When you perform most actions in the system, you can specify which transaction those actions should be performed under. If a transaction is not explicitly specified, basic actions involving Cypress nodes, such as creating a new node or reading and writing a node's attributes, are performed atomically. However, more complex actions require the transaction to be initiated explicitly. One such example is reading a table: without a transaction and a snapshot lock on the table, there are no guarantees that data will not be deleted while you are working with it. However, if the data physically exists and can be read with a single query, that query returns a consistent state of the table.
Transactions are objects of the transaction
type. A list of all system transactions can be found in Cypress at //sys/transactions
.
A transaction can have another transaction as a parent. Transactions form a tree whose roots are transactions without parents, also called topmost transactions. A list of all topmost transactions is available at //sys/topmost_transactions
.
Transactions are divided into master transactions and tablet transactions. Master transactions enable you to perform operations on the master meta-information. Tablet transactions enable you only to write data to dynamic tables.
Master transactions
Transactional processing within master servers applies to versionable objects. Examples of such objects are files, tables, and folders.
Creating a transaction
To create a transaction, run the start_tx
command.
You can specify the parent transaction in the parent_id
option and define the transaction's time to live (TTL) in the timeout
option.
By default, the upper TTL limit for a transaction within the system is one hour. If you specify a timeout
of more than one hour, it will be equal to the limit.
Time to live starts from the moment of the start_tx
call or from the last ping_tx
call.
Extending a transaction's TTL
To extend a transaction's TTL, run the ping_tx
command.
Each execution extends the transaction's TTL by a time interval equal to timeout
. If the time since transaction creation or the last execution of the ping_tx
command exceeds timeout
, the transaction will be aborted.
Completing a transaction
You can abort a transaction using the abort_tx
or successfully complete it using the commit_tx
command.
Aborting a transaction also aborts all its nested transactions.
To successfully complete a transaction that includes nested transactions, you must first run the commit_tx
command on all nested transactions. Attempting to run commit_tx
on the parent transaction first will result in an error.
In all other cases, completing a transaction cannot cause an error.

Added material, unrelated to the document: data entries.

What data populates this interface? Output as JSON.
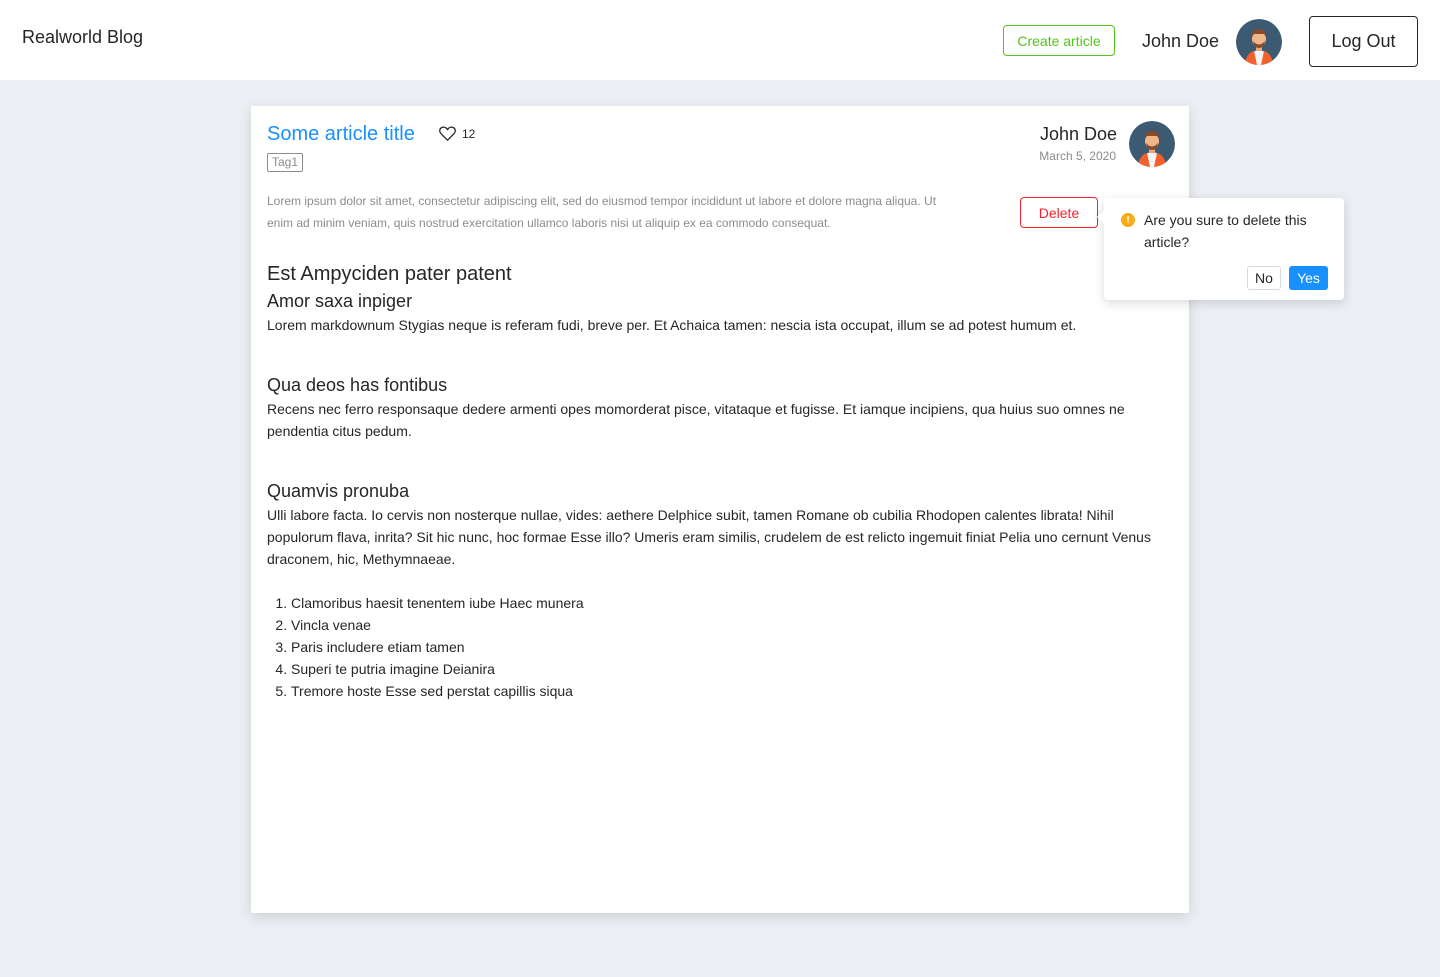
{
  "header": {
    "logo": "Realworld Blog",
    "create_label": "Create article",
    "username": "John Doe",
    "logout_label": "Log Out"
  },
  "article": {
    "title": "Some article title",
    "likes": "12",
    "tags": [
      "Tag1"
    ],
    "excerpt": "Lorem ipsum dolor sit amet, consectetur adipiscing elit, sed do eiusmod tempor incididunt ut labore et dolore magna aliqua. Ut enim ad minim veniam, quis nostrud exercitation ullamco laboris  nisi ut aliquip ex ea commodo consequat.",
    "author": "John Doe",
    "date": "March 5, 2020",
    "delete_label": "Delete",
    "body": {
      "h1": "Est Ampyciden pater patent",
      "sections": [
        {
          "heading": "Amor saxa inpiger",
          "text": "Lorem markdownum Stygias neque is referam fudi, breve per. Et Achaica tamen: nescia ista occupat, illum se ad potest humum et."
        },
        {
          "heading": "Qua deos has fontibus",
          "text": "Recens nec ferro responsaque dedere armenti opes momorderat pisce, vitataque et fugisse. Et iamque incipiens, qua huius suo omnes ne pendentia citus pedum."
        },
        {
          "heading": "Quamvis pronuba",
          "text": "Ulli labore facta. Io cervis non nosterque nullae, vides: aethere Delphice subit, tamen Romane ob cubilia Rhodopen calentes librata! Nihil populorum flava, inrita? Sit hic nunc, hoc formae Esse illo? Umeris eram similis, crudelem de est relicto ingemuit finiat Pelia uno cernunt Venus draconem, hic, Methymnaeae."
        }
      ],
      "list": [
        "Clamoribus haesit tenentem iube Haec munera",
        "Vincla venae",
        "Paris includere etiam tamen",
        "Superi te putria imagine Deianira",
        "Tremore hoste Esse sed perstat capillis siqua"
      ]
    }
  },
  "confirm": {
    "message": "Are you sure to delete this article?",
    "no_label": "No",
    "yes_label": "Yes",
    "icon": "exclamation-circle-icon"
  },
  "colors": {
    "link": "#1890ff",
    "success": "#52c41a",
    "danger": "#f5222d",
    "warning": "#faad14"
  }
}
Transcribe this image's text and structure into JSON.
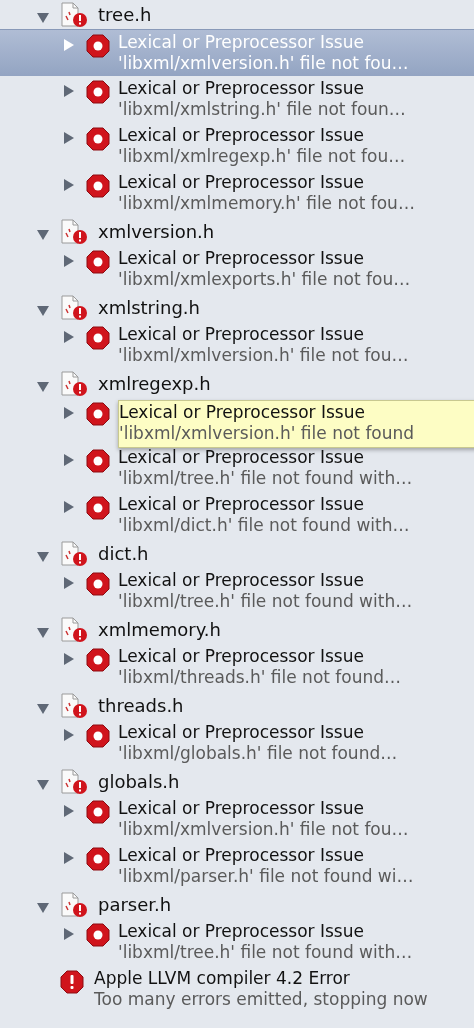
{
  "groups": [
    {
      "file": "tree.h",
      "expanded": true,
      "issues": [
        {
          "title": "Lexical or Preprocessor Issue",
          "message": "'libxml/xmlversion.h' file not fou…",
          "expanded": false,
          "selected": true
        },
        {
          "title": "Lexical or Preprocessor Issue",
          "message": "'libxml/xmlstring.h' file not foun…",
          "expanded": false,
          "selected": false
        },
        {
          "title": "Lexical or Preprocessor Issue",
          "message": "'libxml/xmlregexp.h' file not fou…",
          "expanded": false,
          "selected": false
        },
        {
          "title": "Lexical or Preprocessor Issue",
          "message": "'libxml/xmlmemory.h' file not fou…",
          "expanded": false,
          "selected": false
        }
      ]
    },
    {
      "file": "xmlversion.h",
      "expanded": true,
      "issues": [
        {
          "title": "Lexical or Preprocessor Issue",
          "message": "'libxml/xmlexports.h' file not fou…",
          "expanded": false,
          "selected": false
        }
      ]
    },
    {
      "file": "xmlstring.h",
      "expanded": true,
      "issues": [
        {
          "title": "Lexical or Preprocessor Issue",
          "message": "'libxml/xmlversion.h' file not fou…",
          "expanded": false,
          "selected": false
        }
      ]
    },
    {
      "file": "xmlregexp.h",
      "expanded": true,
      "issues": [
        {
          "expanded": false,
          "selected": false,
          "tooltip": {
            "title": "Lexical or Preprocessor Issue",
            "message": "'libxml/xmlversion.h' file not found"
          }
        },
        {
          "title": "Lexical or Preprocessor Issue",
          "message": "'libxml/tree.h' file not found with…",
          "expanded": false,
          "selected": false
        },
        {
          "title": "Lexical or Preprocessor Issue",
          "message": "'libxml/dict.h' file not found with…",
          "expanded": false,
          "selected": false
        }
      ]
    },
    {
      "file": "dict.h",
      "expanded": true,
      "issues": [
        {
          "title": "Lexical or Preprocessor Issue",
          "message": "'libxml/tree.h' file not found with…",
          "expanded": false,
          "selected": false
        }
      ]
    },
    {
      "file": "xmlmemory.h",
      "expanded": true,
      "issues": [
        {
          "title": "Lexical or Preprocessor Issue",
          "message": "'libxml/threads.h' file not found…",
          "expanded": false,
          "selected": false
        }
      ]
    },
    {
      "file": "threads.h",
      "expanded": true,
      "issues": [
        {
          "title": "Lexical or Preprocessor Issue",
          "message": "'libxml/globals.h' file not found…",
          "expanded": false,
          "selected": false
        }
      ]
    },
    {
      "file": "globals.h",
      "expanded": true,
      "issues": [
        {
          "title": "Lexical or Preprocessor Issue",
          "message": "'libxml/xmlversion.h' file not fou…",
          "expanded": false,
          "selected": false
        },
        {
          "title": "Lexical or Preprocessor Issue",
          "message": "'libxml/parser.h' file not found wi…",
          "expanded": false,
          "selected": false
        }
      ]
    },
    {
      "file": "parser.h",
      "expanded": true,
      "issues": [
        {
          "title": "Lexical or Preprocessor Issue",
          "message": "'libxml/tree.h' file not found with…",
          "expanded": false,
          "selected": false
        }
      ]
    }
  ],
  "final_error": {
    "title": "Apple LLVM compiler 4.2 Error",
    "message": "Too many errors emitted, stopping now"
  }
}
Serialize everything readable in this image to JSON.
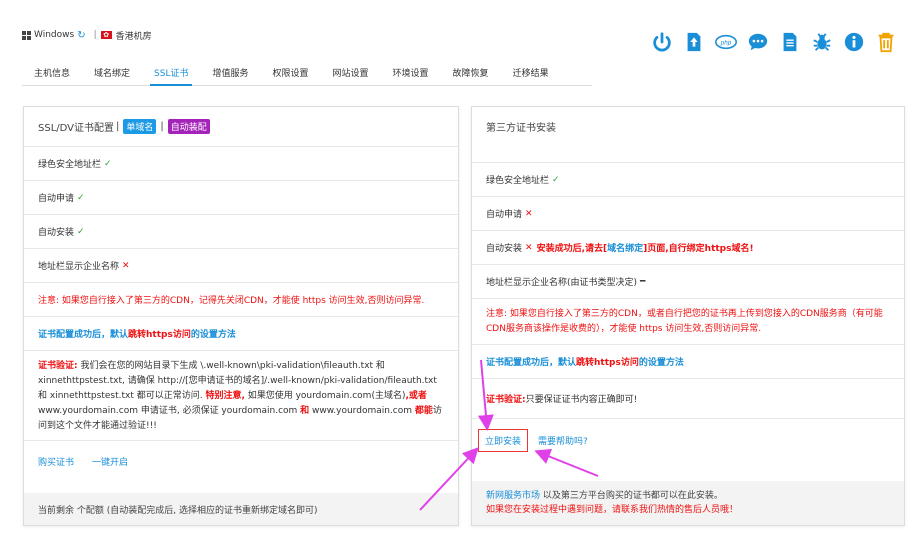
{
  "top": {
    "os": "Windows",
    "sep": "|",
    "location": "香港机房"
  },
  "toolbar_icons": [
    {
      "name": "power-icon",
      "color": "#1a8fd8"
    },
    {
      "name": "upload-icon",
      "color": "#1a8fd8"
    },
    {
      "name": "php-icon",
      "color": "#1a8fd8",
      "text": "php"
    },
    {
      "name": "chat-icon",
      "color": "#1a8fd8"
    },
    {
      "name": "document-icon",
      "color": "#1a8fd8"
    },
    {
      "name": "bug-icon",
      "color": "#1a8fd8"
    },
    {
      "name": "info-icon",
      "color": "#1a8fd8"
    },
    {
      "name": "trash-icon",
      "color": "#f0a400"
    }
  ],
  "tabs": [
    "主机信息",
    "域名绑定",
    "SSL证书",
    "增值服务",
    "权限设置",
    "网站设置",
    "环境设置",
    "故障恢复",
    "迁移结果"
  ],
  "active_tab": 2,
  "left": {
    "title": "SSL/DV证书配置",
    "title_sep": "|",
    "badge1": "单域名",
    "badge2": "自动装配",
    "rows": [
      {
        "label": "绿色安全地址栏",
        "status": "✓"
      },
      {
        "label": "自动申请",
        "status": "✓"
      },
      {
        "label": "自动安装",
        "status": "✓"
      },
      {
        "label": "地址栏显示企业名称",
        "status": "✕"
      }
    ],
    "note": "注意: 如果您自行接入了第三方的CDN，记得先关闭CDN，才能使 https 访问生效,否则访问异常.",
    "config_ok": "证书配置成功后，默认",
    "config_link": "跳转https访问",
    "config_tail": "的设置方法",
    "verify_label": "证书验证:",
    "verify_p1": " 我们会在您的网站目录下生成 \\.well-known\\pki-validation\\fileauth.txt 和 xinnethttpstest.txt, 请确保 http://[您申请证书的域名]/.well-known/pki-validation/fileauth.txt 和 xinnethttpstest.txt 都可以正常访问. ",
    "verify_special": "特别注意,",
    "verify_p2": " 如果您使用 yourdomain.com(主域名)",
    "verify_or": ",或者",
    "verify_p3": " www.yourdomain.com 申请证书, 必须保证 yourdomain.com ",
    "verify_and": "和",
    "verify_p4": " www.yourdomain.com ",
    "verify_can": "都能",
    "verify_p5": "访问到这个文件才能通过验证!!!",
    "link_buy": "购买证书",
    "link_enable": "一键开启",
    "footer": "当前剩余 个配额 (自动装配完成后, 选择相应的证书重新绑定域名即可)"
  },
  "right": {
    "title": "第三方证书安装",
    "rows": [
      {
        "label": "绿色安全地址栏",
        "status": "✓"
      },
      {
        "label": "自动申请",
        "status": "✕"
      }
    ],
    "install_label": "自动安装",
    "install_status": "✕",
    "install_note1": "安装成功后,请去[",
    "install_note_link": "域名绑定",
    "install_note2": "]页面,自行绑定https域名!",
    "company_label": "地址栏显示企业名称(由证书类型决定)",
    "company_status": "━",
    "note": "注意: 如果您自行接入了第三方的CDN，或者自行把您的证书再上传到您接入的CDN服务商（有可能CDN服务商该操作是收费的），才能使 https 访问生效,否则访问异常.",
    "config_ok": "证书配置成功后，默认",
    "config_link": "跳转https访问",
    "config_tail": "的设置方法",
    "verify_label": "证书验证:",
    "verify_text": " 只要保证证书内容正确即可!",
    "btn_install": "立即安装",
    "link_help": "需要帮助吗?",
    "footer_link": "新网服务市场",
    "footer_text": " 以及第三方平台购买的证书都可以在此安装。",
    "footer_red": "如果您在安装过程中遇到问题，请联系我们热情的售后人员哦！"
  },
  "colors": {
    "accent": "#1a8fd8",
    "arrow": "#e040e8",
    "danger": "#e11111",
    "ok": "#2fa43a"
  }
}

YTsaurus uses pessimistic locks, so possible conflicts are detected as they occur — when locks are acquired and objects are created within transactions rather than when a transaction is completed.
Transaction attributes
In addition to the attributes inherent to all objects, transactions have the following attributes:
Attribute | Type | Description | Mandatory |
---|---|---|---|
timeout |
integer |
Transaction timeout in ms. May be omitted for some system transactions. | No |
title |
string |
Text description string. This attribute is filled in automatically for all system transactions and for user transactions only if the user specifies it themselves when creating a transaction. | No |
last_ping_time |
DateTime |
Time when the transaction's TTL was last extended. May be missing for some system transactions. | No |
parent_id |
Guid |
Parent transaction ID. | Yes |
start_time |
DateTime |
Transaction creation time. | Yes |
nested_transaction_ids |
array<Guid> |
A list of nested transaction IDs. | Yes |
staged_object_ids |
array<Guid> |
A list of IDs of objects that the transaction temporarily owns. | Yes |
branched_node_ids |
array<Guid> |
A list of branched Cypress node IDs. | Yes |
locked_node_ids |
array<Guid> |
A list of locked Cypress node IDs. | Yes |
lock_ids |
array<Guid> |
A list of IDs of locks created in the transaction. | Yes |
resource_usage |
ResourceUsageMap |
An attribute that shows the use of resources in a given transaction for each affected account. | Yes |
Note
Transactions created by the system always have the filled in title
attribute. It contains a description of the process that created the transaction.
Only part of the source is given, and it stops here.